Inherent agency power is a stupid doctrine, which the drafters of the Restatement (Second) of Agency invented mainly because they had one case--Watteau v. Fenwick--that couldn't slot into any of the existing categories.
As I discuss in my book Agency, Partnerships & LLCs, the problem is that inherent authority is so formless that it could gradually swallow the entire area of authority. The Restatement (Third) dropped the phrase “inherent agency power.” Instead, it offers a revised and broader version of apparent authority, making clear that conduct such as placing an agent in a position of authority can create apparent authority to do what is customary. To deal with cases like Watteau, the Restatement adopts a new concept called “estoppel of an undisclosed principal.”
Students have a very hard time getting their hands around inherent agency power (as do a lot of judges). It takes more time in class than actual and apparent authority combined.

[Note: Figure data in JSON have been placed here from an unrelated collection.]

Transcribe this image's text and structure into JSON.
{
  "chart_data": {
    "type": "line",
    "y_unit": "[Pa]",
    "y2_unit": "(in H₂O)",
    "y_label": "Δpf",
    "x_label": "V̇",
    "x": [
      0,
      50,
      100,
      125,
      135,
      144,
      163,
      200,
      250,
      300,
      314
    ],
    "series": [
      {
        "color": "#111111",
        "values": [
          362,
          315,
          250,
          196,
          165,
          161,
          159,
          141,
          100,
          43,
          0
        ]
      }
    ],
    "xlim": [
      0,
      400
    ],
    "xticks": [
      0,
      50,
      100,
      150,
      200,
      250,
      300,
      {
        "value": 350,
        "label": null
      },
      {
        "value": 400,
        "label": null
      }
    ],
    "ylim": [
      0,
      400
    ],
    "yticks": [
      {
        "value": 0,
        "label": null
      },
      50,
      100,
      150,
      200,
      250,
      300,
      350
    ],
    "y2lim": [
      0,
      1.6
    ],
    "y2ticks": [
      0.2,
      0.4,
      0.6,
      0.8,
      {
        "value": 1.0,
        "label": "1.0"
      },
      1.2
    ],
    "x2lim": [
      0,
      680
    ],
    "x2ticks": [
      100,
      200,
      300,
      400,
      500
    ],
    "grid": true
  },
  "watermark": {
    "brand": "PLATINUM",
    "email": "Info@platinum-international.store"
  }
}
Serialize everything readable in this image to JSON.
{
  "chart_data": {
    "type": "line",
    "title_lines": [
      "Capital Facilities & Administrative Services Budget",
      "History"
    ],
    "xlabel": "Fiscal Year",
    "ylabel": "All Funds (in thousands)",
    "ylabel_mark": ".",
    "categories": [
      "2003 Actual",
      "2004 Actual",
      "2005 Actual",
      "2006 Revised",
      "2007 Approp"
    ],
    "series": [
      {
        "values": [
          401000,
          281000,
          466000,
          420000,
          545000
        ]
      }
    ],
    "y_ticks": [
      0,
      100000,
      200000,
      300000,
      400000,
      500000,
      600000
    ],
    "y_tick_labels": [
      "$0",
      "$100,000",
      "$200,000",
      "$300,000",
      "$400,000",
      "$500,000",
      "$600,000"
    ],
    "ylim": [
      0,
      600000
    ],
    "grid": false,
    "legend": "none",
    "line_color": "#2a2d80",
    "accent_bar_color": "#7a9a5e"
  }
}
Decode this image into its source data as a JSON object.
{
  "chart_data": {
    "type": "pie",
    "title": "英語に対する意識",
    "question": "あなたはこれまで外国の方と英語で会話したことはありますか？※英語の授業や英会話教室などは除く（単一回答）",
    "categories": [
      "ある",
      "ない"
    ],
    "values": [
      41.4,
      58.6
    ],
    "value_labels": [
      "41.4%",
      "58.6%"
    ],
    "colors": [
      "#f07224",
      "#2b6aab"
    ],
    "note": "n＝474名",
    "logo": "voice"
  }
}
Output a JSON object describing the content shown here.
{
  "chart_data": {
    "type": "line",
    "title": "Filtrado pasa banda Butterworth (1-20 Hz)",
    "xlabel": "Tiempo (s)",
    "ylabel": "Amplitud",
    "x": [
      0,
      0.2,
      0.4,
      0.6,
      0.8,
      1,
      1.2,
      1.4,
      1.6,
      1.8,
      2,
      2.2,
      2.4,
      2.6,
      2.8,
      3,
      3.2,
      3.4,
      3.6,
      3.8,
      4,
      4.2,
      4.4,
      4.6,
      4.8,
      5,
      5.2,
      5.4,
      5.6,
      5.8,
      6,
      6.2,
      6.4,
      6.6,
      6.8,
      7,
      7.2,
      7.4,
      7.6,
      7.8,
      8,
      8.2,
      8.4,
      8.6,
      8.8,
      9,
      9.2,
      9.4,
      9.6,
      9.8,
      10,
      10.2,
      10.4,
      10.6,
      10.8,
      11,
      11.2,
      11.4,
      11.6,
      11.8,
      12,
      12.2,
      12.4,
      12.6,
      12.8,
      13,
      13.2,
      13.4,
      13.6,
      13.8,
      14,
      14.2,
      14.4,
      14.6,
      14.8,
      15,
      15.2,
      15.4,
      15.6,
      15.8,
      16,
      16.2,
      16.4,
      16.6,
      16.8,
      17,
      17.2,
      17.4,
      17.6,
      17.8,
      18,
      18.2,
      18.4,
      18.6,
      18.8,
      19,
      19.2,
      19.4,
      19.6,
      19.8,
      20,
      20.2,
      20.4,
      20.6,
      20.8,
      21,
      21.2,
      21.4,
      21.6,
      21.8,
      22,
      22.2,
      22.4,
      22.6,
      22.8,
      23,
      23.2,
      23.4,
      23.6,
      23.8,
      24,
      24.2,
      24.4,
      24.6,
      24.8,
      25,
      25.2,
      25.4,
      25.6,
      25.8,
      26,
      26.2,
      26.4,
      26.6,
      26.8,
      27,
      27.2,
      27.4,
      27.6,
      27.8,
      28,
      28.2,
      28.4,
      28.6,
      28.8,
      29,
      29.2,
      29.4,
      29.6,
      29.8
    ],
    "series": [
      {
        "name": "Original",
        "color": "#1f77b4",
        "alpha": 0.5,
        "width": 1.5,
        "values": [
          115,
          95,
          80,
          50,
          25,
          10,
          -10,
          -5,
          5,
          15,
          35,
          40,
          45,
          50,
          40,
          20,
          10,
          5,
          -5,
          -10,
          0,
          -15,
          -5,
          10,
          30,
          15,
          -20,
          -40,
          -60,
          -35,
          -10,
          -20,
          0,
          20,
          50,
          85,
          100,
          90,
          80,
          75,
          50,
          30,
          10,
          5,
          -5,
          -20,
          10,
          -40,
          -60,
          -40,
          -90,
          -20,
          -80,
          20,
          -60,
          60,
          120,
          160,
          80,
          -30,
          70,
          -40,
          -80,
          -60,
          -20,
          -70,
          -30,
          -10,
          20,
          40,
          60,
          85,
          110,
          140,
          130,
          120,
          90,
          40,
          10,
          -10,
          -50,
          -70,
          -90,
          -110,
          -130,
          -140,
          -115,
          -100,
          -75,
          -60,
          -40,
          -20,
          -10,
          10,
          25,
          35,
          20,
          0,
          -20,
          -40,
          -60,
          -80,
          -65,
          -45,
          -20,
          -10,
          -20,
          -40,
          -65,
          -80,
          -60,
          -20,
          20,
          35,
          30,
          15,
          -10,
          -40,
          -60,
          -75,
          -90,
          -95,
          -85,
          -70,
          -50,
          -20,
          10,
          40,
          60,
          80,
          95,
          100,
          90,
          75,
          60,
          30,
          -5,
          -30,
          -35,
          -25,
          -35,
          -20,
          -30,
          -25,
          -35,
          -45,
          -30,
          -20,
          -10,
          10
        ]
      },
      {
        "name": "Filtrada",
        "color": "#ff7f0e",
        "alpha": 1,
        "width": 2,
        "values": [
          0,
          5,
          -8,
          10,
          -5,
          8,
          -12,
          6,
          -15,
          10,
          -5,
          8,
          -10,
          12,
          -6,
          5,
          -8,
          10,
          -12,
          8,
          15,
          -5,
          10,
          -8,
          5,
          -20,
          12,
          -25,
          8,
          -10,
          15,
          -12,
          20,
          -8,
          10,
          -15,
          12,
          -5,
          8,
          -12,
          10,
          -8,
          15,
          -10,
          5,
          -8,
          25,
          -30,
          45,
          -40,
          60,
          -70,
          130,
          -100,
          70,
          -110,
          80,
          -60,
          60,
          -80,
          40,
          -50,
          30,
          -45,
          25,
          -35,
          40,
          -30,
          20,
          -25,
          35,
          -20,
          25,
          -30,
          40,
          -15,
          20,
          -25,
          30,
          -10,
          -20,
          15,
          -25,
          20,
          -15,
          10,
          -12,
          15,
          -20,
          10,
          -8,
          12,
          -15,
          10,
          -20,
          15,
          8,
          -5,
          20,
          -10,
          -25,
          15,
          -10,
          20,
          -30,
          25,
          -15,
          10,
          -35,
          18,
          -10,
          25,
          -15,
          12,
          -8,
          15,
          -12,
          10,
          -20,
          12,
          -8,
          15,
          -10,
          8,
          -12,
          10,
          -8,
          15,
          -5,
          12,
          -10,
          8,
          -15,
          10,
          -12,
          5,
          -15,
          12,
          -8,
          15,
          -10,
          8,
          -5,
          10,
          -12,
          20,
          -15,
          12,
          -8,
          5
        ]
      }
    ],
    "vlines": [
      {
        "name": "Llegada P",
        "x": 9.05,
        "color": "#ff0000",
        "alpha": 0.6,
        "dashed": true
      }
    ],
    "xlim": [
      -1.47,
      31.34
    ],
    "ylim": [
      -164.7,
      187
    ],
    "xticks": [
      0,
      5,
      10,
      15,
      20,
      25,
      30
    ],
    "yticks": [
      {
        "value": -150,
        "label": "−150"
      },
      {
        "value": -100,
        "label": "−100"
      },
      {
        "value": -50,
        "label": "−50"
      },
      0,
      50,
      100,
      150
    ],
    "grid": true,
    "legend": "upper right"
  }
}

I wondered whether the effort is worth it. A Westlaw search found only one case referring to "inherent agency power" in the last three years and it was an unreported federal district court decision out of Oklahoma. The same search found only three law review articles in the last three years.
A search for the phrase ["inherent authority" /5 agent] found only two pertinent cases in the last three years. The same search found only one law review article in the last three years.
In sum, inherent authority was controversial from the outset. It is no longer recognized by the Restatement. Courts are no longer citing it. So why am I still teaching it? And why is it still included in my casebook?